In 2017, Berkshire Hathaway opened a position in STORE Capital, and Buffett purchased additional shares in 2020. Today, Berkshire Hathaway owns nearly nine percent of STORE Capital – shares valued at approximately $722 million.
Through this investment, Berkshire Hathaway benefits from the high returns associated with investment property without taking on the complexities of management. Better still, real estate in general – and REITs in particular – tend to be negatively correlated to the stock market. That helps to protect portfolios in times of economic volatility.
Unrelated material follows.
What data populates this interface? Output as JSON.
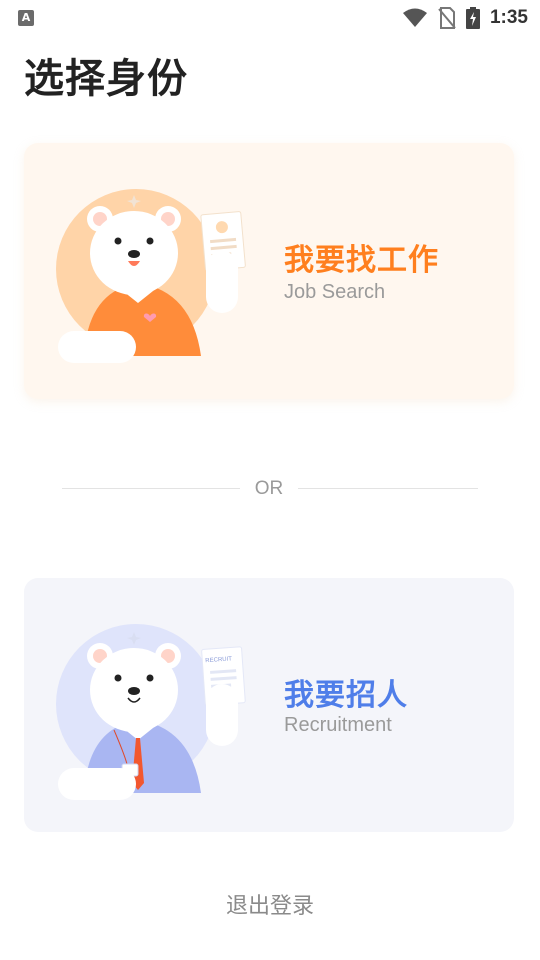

Is STORE Capital Stock A Buy?
STORE Capital announced its 2021 year-end financial results on February 23, 2022, and it’s easy to see why Warren Buffett is impressed. Highlights include:
- Total revenues: $782.7 million (representing an increase of 12.7 percent from 2020’s $694.3 million)
- Net income: $268.3 million ($0.99 per basic and diluted share)
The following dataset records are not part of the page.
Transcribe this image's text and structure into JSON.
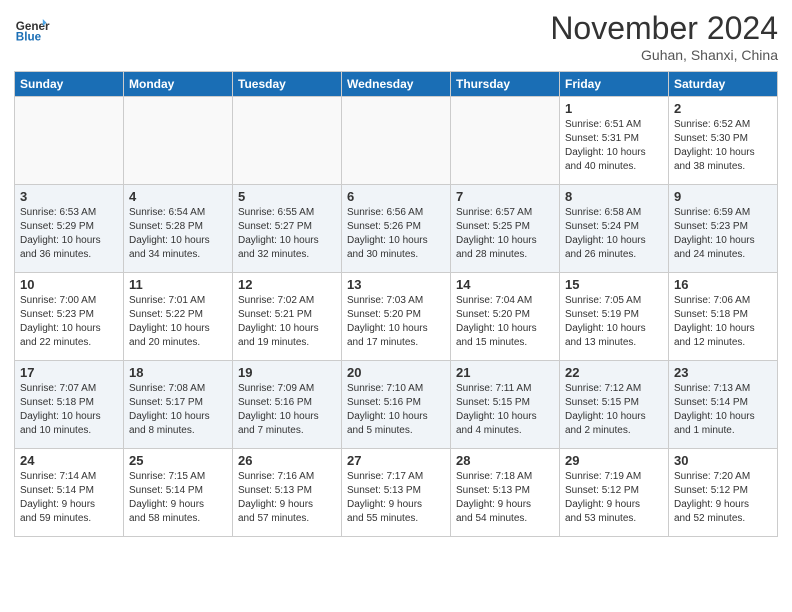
{
  "header": {
    "logo_line1": "General",
    "logo_line2": "Blue",
    "month": "November 2024",
    "location": "Guhan, Shanxi, China"
  },
  "weekdays": [
    "Sunday",
    "Monday",
    "Tuesday",
    "Wednesday",
    "Thursday",
    "Friday",
    "Saturday"
  ],
  "weeks": [
    [
      {
        "day": "",
        "info": ""
      },
      {
        "day": "",
        "info": ""
      },
      {
        "day": "",
        "info": ""
      },
      {
        "day": "",
        "info": ""
      },
      {
        "day": "",
        "info": ""
      },
      {
        "day": "1",
        "info": "Sunrise: 6:51 AM\nSunset: 5:31 PM\nDaylight: 10 hours\nand 40 minutes."
      },
      {
        "day": "2",
        "info": "Sunrise: 6:52 AM\nSunset: 5:30 PM\nDaylight: 10 hours\nand 38 minutes."
      }
    ],
    [
      {
        "day": "3",
        "info": "Sunrise: 6:53 AM\nSunset: 5:29 PM\nDaylight: 10 hours\nand 36 minutes."
      },
      {
        "day": "4",
        "info": "Sunrise: 6:54 AM\nSunset: 5:28 PM\nDaylight: 10 hours\nand 34 minutes."
      },
      {
        "day": "5",
        "info": "Sunrise: 6:55 AM\nSunset: 5:27 PM\nDaylight: 10 hours\nand 32 minutes."
      },
      {
        "day": "6",
        "info": "Sunrise: 6:56 AM\nSunset: 5:26 PM\nDaylight: 10 hours\nand 30 minutes."
      },
      {
        "day": "7",
        "info": "Sunrise: 6:57 AM\nSunset: 5:25 PM\nDaylight: 10 hours\nand 28 minutes."
      },
      {
        "day": "8",
        "info": "Sunrise: 6:58 AM\nSunset: 5:24 PM\nDaylight: 10 hours\nand 26 minutes."
      },
      {
        "day": "9",
        "info": "Sunrise: 6:59 AM\nSunset: 5:23 PM\nDaylight: 10 hours\nand 24 minutes."
      }
    ],
    [
      {
        "day": "10",
        "info": "Sunrise: 7:00 AM\nSunset: 5:23 PM\nDaylight: 10 hours\nand 22 minutes."
      },
      {
        "day": "11",
        "info": "Sunrise: 7:01 AM\nSunset: 5:22 PM\nDaylight: 10 hours\nand 20 minutes."
      },
      {
        "day": "12",
        "info": "Sunrise: 7:02 AM\nSunset: 5:21 PM\nDaylight: 10 hours\nand 19 minutes."
      },
      {
        "day": "13",
        "info": "Sunrise: 7:03 AM\nSunset: 5:20 PM\nDaylight: 10 hours\nand 17 minutes."
      },
      {
        "day": "14",
        "info": "Sunrise: 7:04 AM\nSunset: 5:20 PM\nDaylight: 10 hours\nand 15 minutes."
      },
      {
        "day": "15",
        "info": "Sunrise: 7:05 AM\nSunset: 5:19 PM\nDaylight: 10 hours\nand 13 minutes."
      },
      {
        "day": "16",
        "info": "Sunrise: 7:06 AM\nSunset: 5:18 PM\nDaylight: 10 hours\nand 12 minutes."
      }
    ],
    [
      {
        "day": "17",
        "info": "Sunrise: 7:07 AM\nSunset: 5:18 PM\nDaylight: 10 hours\nand 10 minutes."
      },
      {
        "day": "18",
        "info": "Sunrise: 7:08 AM\nSunset: 5:17 PM\nDaylight: 10 hours\nand 8 minutes."
      },
      {
        "day": "19",
        "info": "Sunrise: 7:09 AM\nSunset: 5:16 PM\nDaylight: 10 hours\nand 7 minutes."
      },
      {
        "day": "20",
        "info": "Sunrise: 7:10 AM\nSunset: 5:16 PM\nDaylight: 10 hours\nand 5 minutes."
      },
      {
        "day": "21",
        "info": "Sunrise: 7:11 AM\nSunset: 5:15 PM\nDaylight: 10 hours\nand 4 minutes."
      },
      {
        "day": "22",
        "info": "Sunrise: 7:12 AM\nSunset: 5:15 PM\nDaylight: 10 hours\nand 2 minutes."
      },
      {
        "day": "23",
        "info": "Sunrise: 7:13 AM\nSunset: 5:14 PM\nDaylight: 10 hours\nand 1 minute."
      }
    ],
    [
      {
        "day": "24",
        "info": "Sunrise: 7:14 AM\nSunset: 5:14 PM\nDaylight: 9 hours\nand 59 minutes."
      },
      {
        "day": "25",
        "info": "Sunrise: 7:15 AM\nSunset: 5:14 PM\nDaylight: 9 hours\nand 58 minutes."
      },
      {
        "day": "26",
        "info": "Sunrise: 7:16 AM\nSunset: 5:13 PM\nDaylight: 9 hours\nand 57 minutes."
      },
      {
        "day": "27",
        "info": "Sunrise: 7:17 AM\nSunset: 5:13 PM\nDaylight: 9 hours\nand 55 minutes."
      },
      {
        "day": "28",
        "info": "Sunrise: 7:18 AM\nSunset: 5:13 PM\nDaylight: 9 hours\nand 54 minutes."
      },
      {
        "day": "29",
        "info": "Sunrise: 7:19 AM\nSunset: 5:12 PM\nDaylight: 9 hours\nand 53 minutes."
      },
      {
        "day": "30",
        "info": "Sunrise: 7:20 AM\nSunset: 5:12 PM\nDaylight: 9 hours\nand 52 minutes."
      }
    ]
  ]
}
- Adjusted Funds From Operations (AFFO): $554.0 million ($2.05 per basic and diluted share)
- Cash dividends per common share: $1.49
Over the course of the year, STORE Capital invested in 336 properties totaling $1.5 billion, and it issued $515 million in long-term fixed-rate notes. Of those, $337 were AAA-rated.
Those additional properties contributed to STORE Capital’s rising revenues, taking the company’s total real estate investment portfolio from 2020’s 2,634 properties ($9.6 billion in gross investment) to 2,866 properties ($10.7 billion in gross investment) as of December 31, 2021.
At the close of 2021, STORE Capital boasted a 99.5 percent occupancy rate and 556 customers in 49 states. During the earnings call, CEO Mary Fedewa said:
For the full year, we achieved 12 percent growth in AFFO per share, which exceeded our guidance, raised our dividend by 6.9 percent, and acquired $1.5 billion in profit center real estate at an average cap rate of 7.5 percent.
As a result of this success and the momentum it represents, STORE Capital raised its 2022 guidance. Fedewa said she expects 2022 AFFO to come in between $2.18 and $2.22 per share.
So, is STORE Capital stock a buy? Analysts aren’t quite ready to say yes. But it is certainly one to watch, and it may be a good choice for investors who want more real estate in their portfolios.